MoritzMuehlenhoff triaged this task as Medium priority.May 12 2017, 12:01 PM
Dzahn claimed this task.May 12 2017, 7:59 PM

Mentioned in SAL (#wikimedia-operations) [2017-05-18T20:47:03Z] <mutante> wasat - git pull - bring to latest, the last changed had never been deployed here like on terbium, but it's also not a backend for dbtree yet (T163141)

We should not enable active-active on dbtree (or enable it failing, as it is the current case). Dbtree database backend is db1011, which is only on eqiad. This year the plan is to setup a second node on codfw, which would allow local queries only.

Meanwhile, enabling it would mean cross-dc traffic which we should not allow for privacy reasons.

Once a backend exist locally on both db, we can put both dbmonitor2 and wasat as active-active (where no privacy or performance concerns happen). Alternatively, if we are in a hurry (I don't think we are), we can enable TLS (which we should probably do anyway).

1978Gage2001 moved this task from Triage to In progress on the DBA board.Dec 11 2017, 9:45 AM
Marostegui moved this task from In progress to Triage on the DBA board.Dec 11 2017, 11:06 AM
jcrespo changed the task status from Open to Stalled.Jun 15 2018, 5:57 PM

This is stalled because tendril cannot work with multiple db backends.
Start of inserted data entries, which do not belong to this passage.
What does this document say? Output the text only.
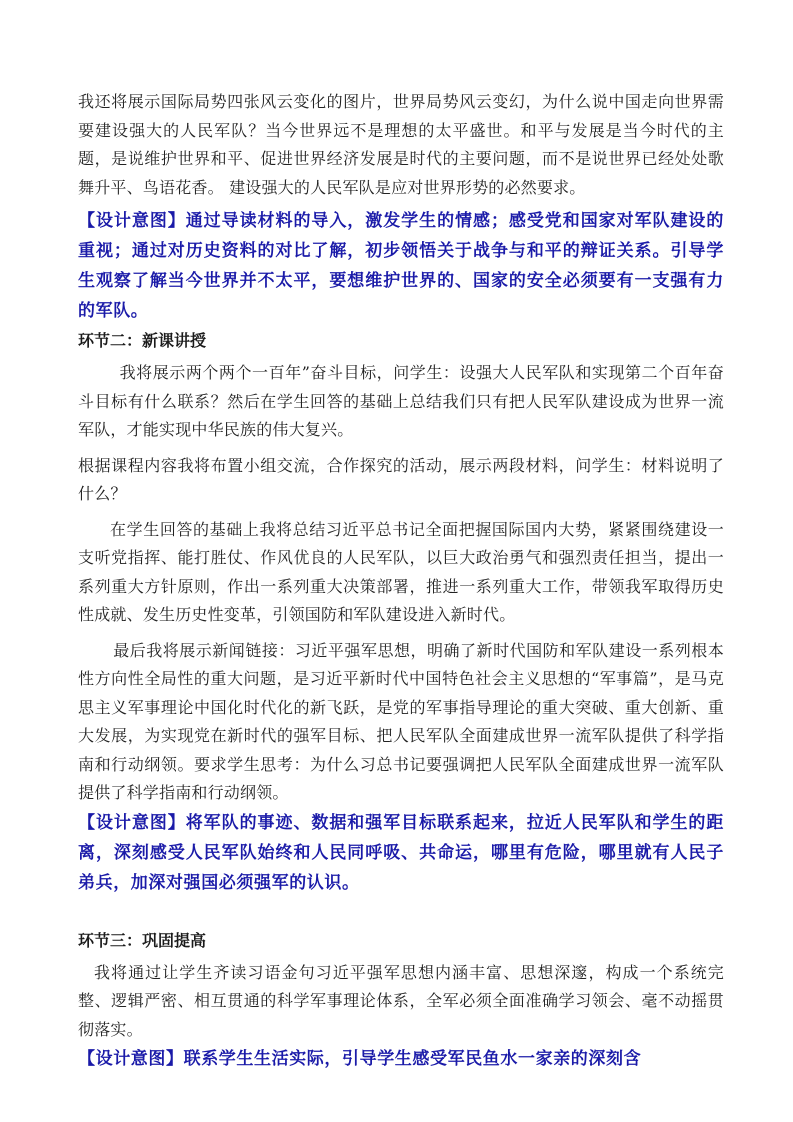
我还将展示国际局势四张风云变化的图片，世界局势风云变幻，为什么说中国走向世界需要建设强大的人民军队？当今世界远不是理想的太平盛世。和平与发展是当今时代的主题，是说维护世界和平、促进世界经济发展是时代的主要问题，而不是说世界已经处处歌舞升平、鸟语花香。 建设强大的人民军队是应对世界形势的必然要求。

【设计意图】通过导读材料的导入，激发学生的情感；感受党和国家对军队建设的重视；通过对历史资料的对比了解，初步领悟关于战争与和平的辩证关系。引导学生观察了解当今世界并不太平，要想维护世界的、国家的安全必须要有一支强有力的军队。

环节二：新课讲授

我将展示两个两个一百年”奋斗目标，问学生：设强大人民军队和实现第二个百年奋斗目标有什么联系？然后在学生回答的基础上总结我们只有把人民军队建设成为世界一流军队，才能实现中华民族的伟大复兴。

根据课程内容我将布置小组交流，合作探究的活动，展示两段材料，问学生：材料说明了什么？

在学生回答的基础上我将总结习近平总书记全面把握国际国内大势，紧紧围绕建设一支听党指挥、能打胜仗、作风优良的人民军队，以巨大政治勇气和强烈责任担当，提出一系列重大方针原则，作出一系列重大决策部署，推进一系列重大工作，带领我军取得历史性成就、发生历史性变革，引领国防和军队建设进入新时代。

最后我将展示新闻链接：习近平强军思想，明确了新时代国防和军队建设一系列根本性方向性全局性的重大问题，是习近平新时代中国特色社会主义思想的“军事篇”，是马克思主义军事理论中国化时代化的新飞跃，是党的军事指导理论的重大突破、重大创新、重大发展，为实现党在新时代的强军目标、把人民军队全面建成世界一流军队提供了科学指南和行动纲领。要求学生思考：为什么习总书记要强调把人民军队全面建成世界一流军队提供了科学指南和行动纲领。

【设计意图】将军队的事迹、数据和强军目标联系起来，拉近人民军队和学生的距离，深刻感受人民军队始终和人民同呼吸、共命运，哪里有危险，哪里就有人民子弟兵，加深对强国必须强军的认识。

环节三：巩固提高

我将通过让学生齐读习语金句习近平强军思想内涵丰富、思想深邃，构成一个系统完整、逻辑严密、相互贯通的科学军事理论体系，全军必须全面准确学习领会、毫不动摇贯彻落实。

【设计意图】联系学生生活实际，引导学生感受军民鱼水一家亲的深刻含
We would need to setup a different backend to support it- which we wanted to do anyway (even if we reuse many of the existing schema), but it is not trivial.
Once we have a working replication, we could make it active-active as it is a read-only functionality.

jcrespo moved this task from Triage to Backlog on the DBA board.Jun 15 2018, 5:58 PM
Krinkle updated the task description. (Show Details)Jun 15 2018, 6:50 PM
Krinkle added a project: Availability.